Later, in May, 1863, Browne and Richardson were trying to get to Union troops riding on a hay barge down the Mississippi, past the Confederate batteries at Vicksburg. After shells hit their vessel, the two journalists abandoned ship, floating on hay bales.
Confederate sentries spotted that peculiarity, and rowed out to intercept them. The reporters weren’t armed, and didn’t put up much of a fight, assuming they’d be released as non-combatants. But Horace Greeley’s New York Tribune may have been the most hated newspaper in the South. They were imprisoned as if they were captured soldiers.
They first got dumped at notorious Libby Prison in Richmond. Conditions were severe in the overcrowded camp, where food and medicine was scarce. At Libby they first met East Tennessee Unionists, some of them civilians accused of helping Lincoln’s cause.
After four months at Libby, then five months at the nearby tobacco warehouse known as Castle Thunder, they were put on a train south, to the prison at Salisbury, N.C., which was, by contrast, luxurious, with an actual yard, at least until it got crowded, too. At that point Browne characteristically compared it to Dante’s Inferno—the main difference being, Browne wrote, that at Salisbury, death offered a way out. More than 1,000 died there. They witnessed an attempted prison break turn into a bloody failure.
The journalists volunteered to work as “amateur doctors” for the many sick and wounded, and developed some familiarity with the guards. In December, 1864, they just walked out. They traveled at night,
After a couple of weeks of furtive hiking through central North Carolina, they encountered the guerrillas—”bushwhackers”—semi-friendly murderers who advised them not to stop for the winter, not to try to get all the way to Knoxville.
Chapter 19 is called “No One Ever Reaches There.” The feral bushwhackers’ warning that everyone who tries to get to Knoxville is murdered was only a slight exaggeration. Of 70 prisoners who had escaped from Salisbury, bound for Knoxville, only five had made it alive.

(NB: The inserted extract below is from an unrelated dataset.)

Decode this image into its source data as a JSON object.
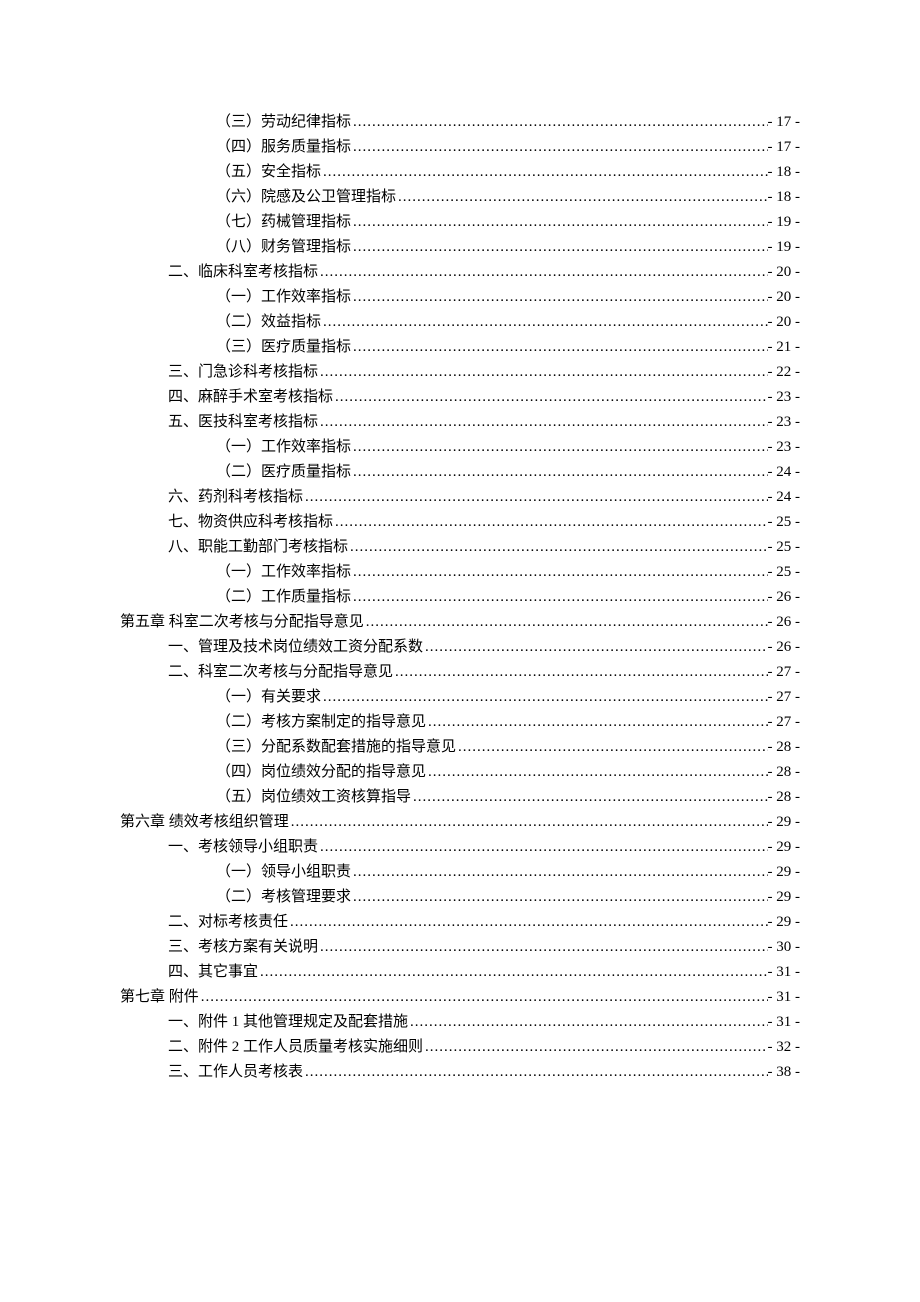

The reporters encountered Confederate deserters, who became allies under the circumstances, guided by various strangers including friendly slaves, a secret organization called the Heroes of America, an 11-year-old boy—and later, in Upper East Tennessee, a mysterious teenage girl named Melvina. It’s a story that might seem too much of a stretch for fiction, though much of it will remind you of the novel Cold Mountain, along some of the same geography.

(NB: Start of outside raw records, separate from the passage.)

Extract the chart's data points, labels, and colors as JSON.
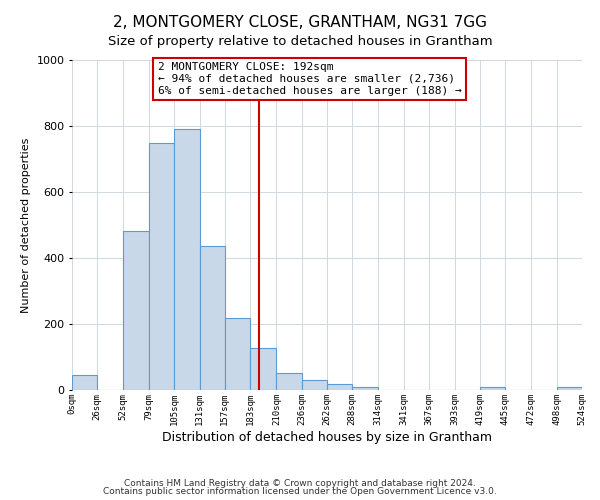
{
  "title": "2, MONTGOMERY CLOSE, GRANTHAM, NG31 7GG",
  "subtitle": "Size of property relative to detached houses in Grantham",
  "xlabel": "Distribution of detached houses by size in Grantham",
  "ylabel": "Number of detached properties",
  "bar_edges": [
    0,
    26,
    52,
    79,
    105,
    131,
    157,
    183,
    210,
    236,
    262,
    288,
    314,
    341,
    367,
    393,
    419,
    445,
    472,
    498,
    524
  ],
  "bar_heights": [
    44,
    0,
    483,
    750,
    790,
    435,
    217,
    127,
    52,
    30,
    18,
    10,
    0,
    0,
    0,
    0,
    8,
    0,
    0,
    8
  ],
  "bar_color": "#c8d8e8",
  "bar_edge_color": "#5b9bd5",
  "property_line_x": 192,
  "property_line_color": "#cc0000",
  "annotation_text": "2 MONTGOMERY CLOSE: 192sqm\n← 94% of detached houses are smaller (2,736)\n6% of semi-detached houses are larger (188) →",
  "ylim": [
    0,
    1000
  ],
  "xlim": [
    0,
    524
  ],
  "tick_labels": [
    "0sqm",
    "26sqm",
    "52sqm",
    "79sqm",
    "105sqm",
    "131sqm",
    "157sqm",
    "183sqm",
    "210sqm",
    "236sqm",
    "262sqm",
    "288sqm",
    "314sqm",
    "341sqm",
    "367sqm",
    "393sqm",
    "419sqm",
    "445sqm",
    "472sqm",
    "498sqm",
    "524sqm"
  ],
  "tick_positions": [
    0,
    26,
    52,
    79,
    105,
    131,
    157,
    183,
    210,
    236,
    262,
    288,
    314,
    341,
    367,
    393,
    419,
    445,
    472,
    498,
    524
  ],
  "footer_line1": "Contains HM Land Registry data © Crown copyright and database right 2024.",
  "footer_line2": "Contains public sector information licensed under the Open Government Licence v3.0.",
  "background_color": "#ffffff",
  "grid_color": "#d0d8e0",
  "title_fontsize": 11,
  "subtitle_fontsize": 9.5,
  "xlabel_fontsize": 9,
  "ylabel_fontsize": 8,
  "tick_fontsize": 6.5,
  "annotation_fontsize": 8,
  "footer_fontsize": 6.5,
  "ytick_fontsize": 8
}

The book offers little description of their desperate objective. In early 1865, Knoxville was a city of 6,000 in a county of about 25,000. City’s a relative term, but considering those 6,000 lived downtown, more or less, it could seem cityish at times. A little more than a year after breaking the Confederate siege, it was mainly a city under occupation, still surrounded by earthworks, and crowded with black and white soldiers, both, all in blue uniforms. It had a Unionist weekly, telegraph offices, barber shops, bakeries, saloons, and train service.
But in this story, Knoxville’s more an aspiration than a setting; their arrival in Strawberry Plains, which they regarded as a safely Unionist suburb of Knoxville, was more dramatic. Richardson wired the Tribune a message, a paraphrase from Tennyson’s familiar “Charge of the Light Brigade”: “Out of the jaws of Death; out of the mouth of Hell.”
It may seem remarkable that even as the war still raged in Virginia, they had to tarry in Knoxville only a day before boarding the next train to New York, albeit by a roundabout route via Cincinnati, where they were greeted as heroes.
After the war, both became well-known for their accounts of the adventure. But until this new revival of his wartime narrative, Richardson may have been best known for a high-profile romantic scandal, and for being shot to death, in 1869, by a jealous ex-husband, 60 hours after Richardson had married his murderer’s wife.
Author Peter Carlson will come all the way to Knoxville, himself, to make a signing visit at Union Ave Books on June 9. The street bore that name even before the Civil War. Junius and Albert likely welcomed the sight of it.